In the Netherlands agreements on the maximum amount of salt, saturated fat and sugars in foods have been made within the “National Agreement for Improvement of Food Composition 2014 - 2020”. Reductions were mainly found in food groups within the agreement. The Agreement was signed in 2014 by the minister of Health, Welfare and Sports and representatives of the food, retail and hospitality sector withthe aim to make it easier for consumers to make healthier food choices.

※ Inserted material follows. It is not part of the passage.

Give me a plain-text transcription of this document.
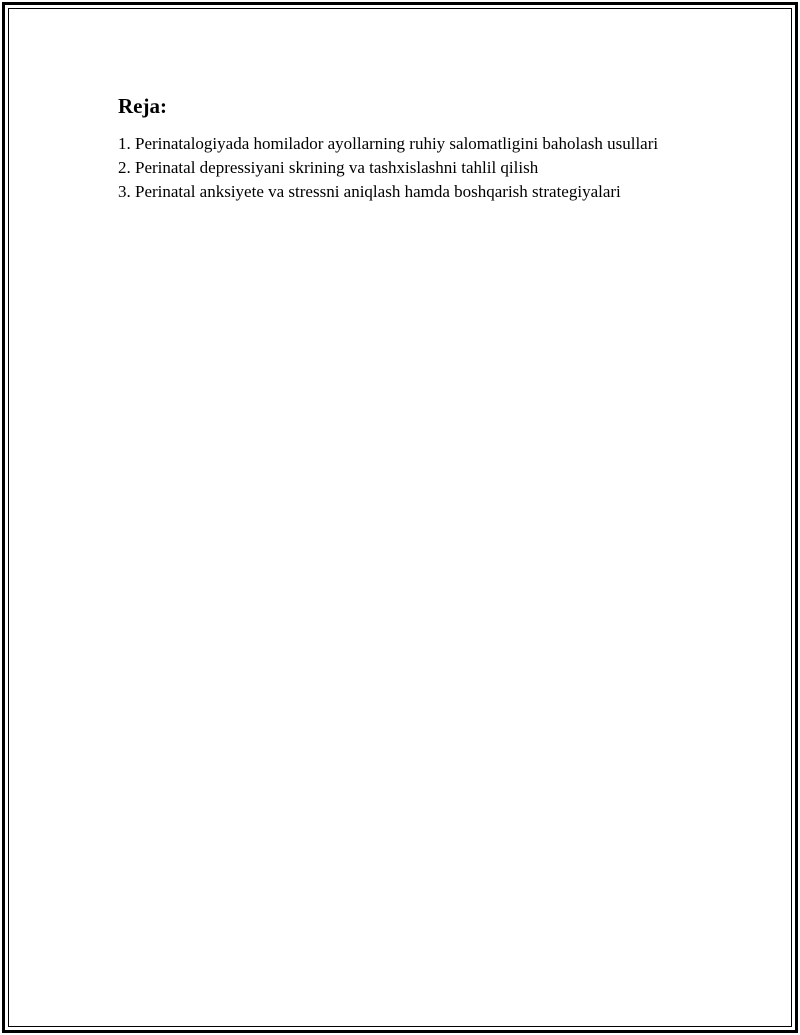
Reja:
1. Perinatalogiyada homilador ayollarning ruhiy salomatligini baholash usullari
2. Perinatal depressiyani skrining va tashxislashni tahlil qilish
3. Perinatal anksiyete va stressni aniqlash hamda boshqarish strategiyalari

This research was commissioned by the ministry of Health, Welfare and Sports. Similar research was performed in 2012 and 2014 in order to monitor developments in food composition. For the current study food composition data was obtained from chemical analyses by the Netherlands Food and Consumer Product Safety Authority, the “Levensmiddelendatabank” (branded food composition database managed by the Netherlands Nutrition Centre and RIVM), and monitoring by sector organisations. These data were combined and compared to the composition in the 2011 version of the Dutch Food Composition Table (NEVO).